When we last left off, we were talking about the fails that lead to my first online success. I had just formed a new partnership with Maggie and we were continuing on with the niche website business that I had acquired from a previous partnership gone bad.
We Made Long Distance Work
Even though we lived on opposite ends of the world (me in Canada and Maggie in Australia), we had a good thing going and were resourceful enough to make it work. We used Skype to text chat or used the calling feature for conference calls or other important things. I found with the time difference that we could talk either early in the morning or before I went to bed.
To share files and other data, we used Dropbox. It’s a cloud sharing service that can get you up to 16 GB of free storage with their free service. Dropbox was essential for us and really made sharing ideas and documents super easy
We Needed to Step up our Game
We were having small scale success with our niche website service, but we knew that if we were going to attract higher end clients that we needed up step up our game and move away from the niche game. We decided that we needed to change things up with a new online approach.
This led to the spawn of 6StarMedia, with the slogan “When 5 Stars Isn’t Enough!” The approach was a full service online provider that could help businesses with all facets of getting their business exposure online. I was incredibly proud of the design of the site and I had Maggie’s help with colour utilization and the sales copy for all the pages. The quality of the site was an indication of just how far I’d come from when I started out.
If You Build It, They Will Come
Not long after the creation of 6StarMedia, we got to work on finding some clients. Before we knew it, we had interest from an IT firm in Australia. Maggie was integral in meeting with the firm and eventually landing the client. They had an outdated website and not much of a presence online, so we pitched to them what we thought was the correct course of action, and they eventually agreed to give us a shot.
We felt on top of the world at that point. We felt like the long hours of putting our new site together were starting to pay off. It wasn’t until weeks later that I learned that Maggie’s meeting was actually with her son that worked for the IT company! That fact did not bother me one bit. It was nice to have an in with someone to get our foot in the door. A corporate gig was a corporate gig in my opinion.
Things Were Progressing Nicely
Four or five months down the road we were able to land a couple larger website and marketing jobs. The last of which was a client looking to create an online marketing service for salons. That gig really opened the door for us to the potential of marketing to traditional brick and mortar businesses. We found that the same principle were applying for our salon client could be applied to almost any business out there that needed help improving their online presence.
Maggie and I started brainstorming and eventually came up with a plan to essentially franchise our business by having sales reps sell our services to other businesses.
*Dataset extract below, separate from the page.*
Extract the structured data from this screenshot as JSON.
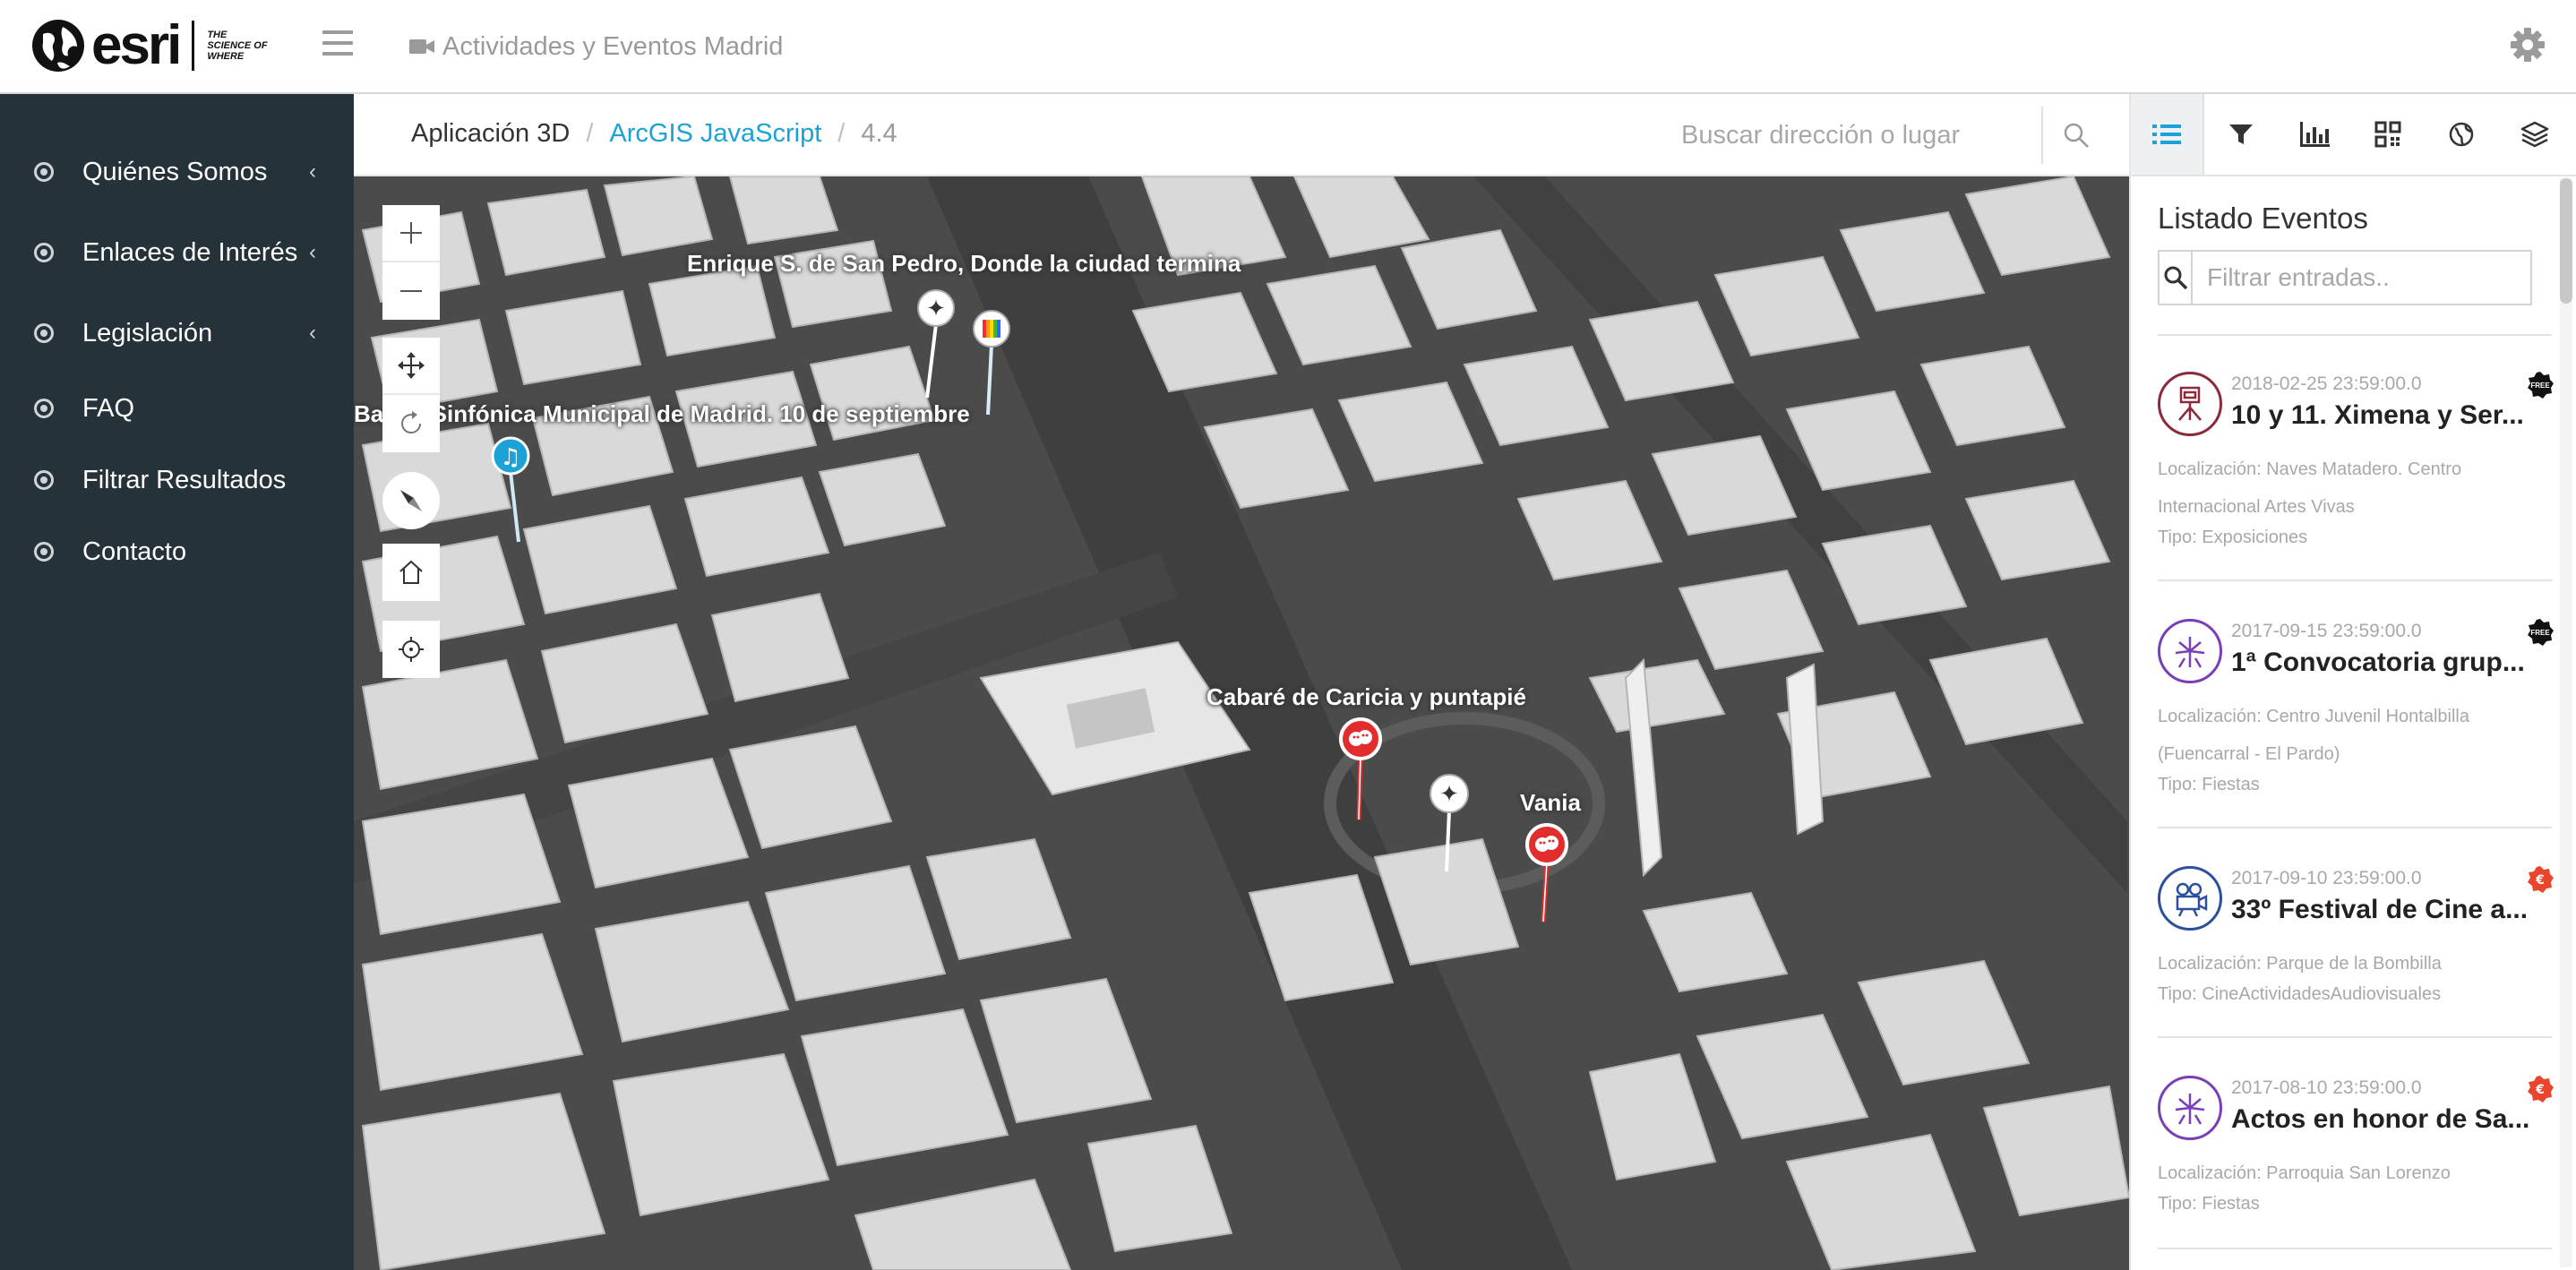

The reps would pay us a rental fee and in return would have access to all our resources and have rights to all sales in a determined area.
Our first target was Pharmaceuticals, because Maggie had an in with a rep and she seemed fairly interested in expanding her business.
Then The Wheels Started to Fall Off
The Achilles heel turned out to be the salon client. She was incredibly hard to deal with to be polite, and I don’t think she liked how far her original idea was progressing or altering from the original idea. She had tremendous social anxiety and trusted no one, so it was very difficult to convey what we thought was the best approach.
I had a very difficult time dealing with her, so it was often Maggie that had to smooth things over, and I think that eventually started to take its toll. Stupidly, I began to question Maggie’s work ethic. She wasn’t the most technically gifted person, but she made up for that with the way she managed our clients and her overall business skills. Sadly as a naïve 20-something, I couldn’t see that. I let my ego get in the way and it totally altered our relationship going forward
Nothing Was the Same After That
Our relationship wasn’t the same after that. Maggie decided to leave the business day-to-day operations, but stay on as a hired hand. It worked out for a month or so, but I think the stress of dealing with our salon client and my inability to handle the situation properly led to our eventual parting of ways.
I gave her half of the funds we had in our PayPal account, as well as our niche website business as part of the dissolution. I carried on with 6StarMedia on my own. We eventually patched things up and are on good terms.
Another Lesson Learned
I carried on with the business for another year. I eventually had to give up all the Australian clients because (surprise, surprise) I couldn’t handle them without someone from that time zone to manage them. The worst part of everything was that we never got to see how far we could go with the sales rep plan. It was so close that we could taste it, but now it will never see the light of day.
Eventually I stopped taking on clients and focused more on my real estate investments. I let my hosting run out and never saved any of the website files. I still hold on to all of our manuals and documents for our sales rep business, but I’d have to create the 6StarMedia website all over again. I still hold the domain, so there’s a possibility that someone out there could recreate it using a web archive.
So what have I learned? I learned that everyone has their own set of skills that make them special and who they are. If you partner up and combine those skills, you can really create something great. Unfortunately, that life lesson came too late for me.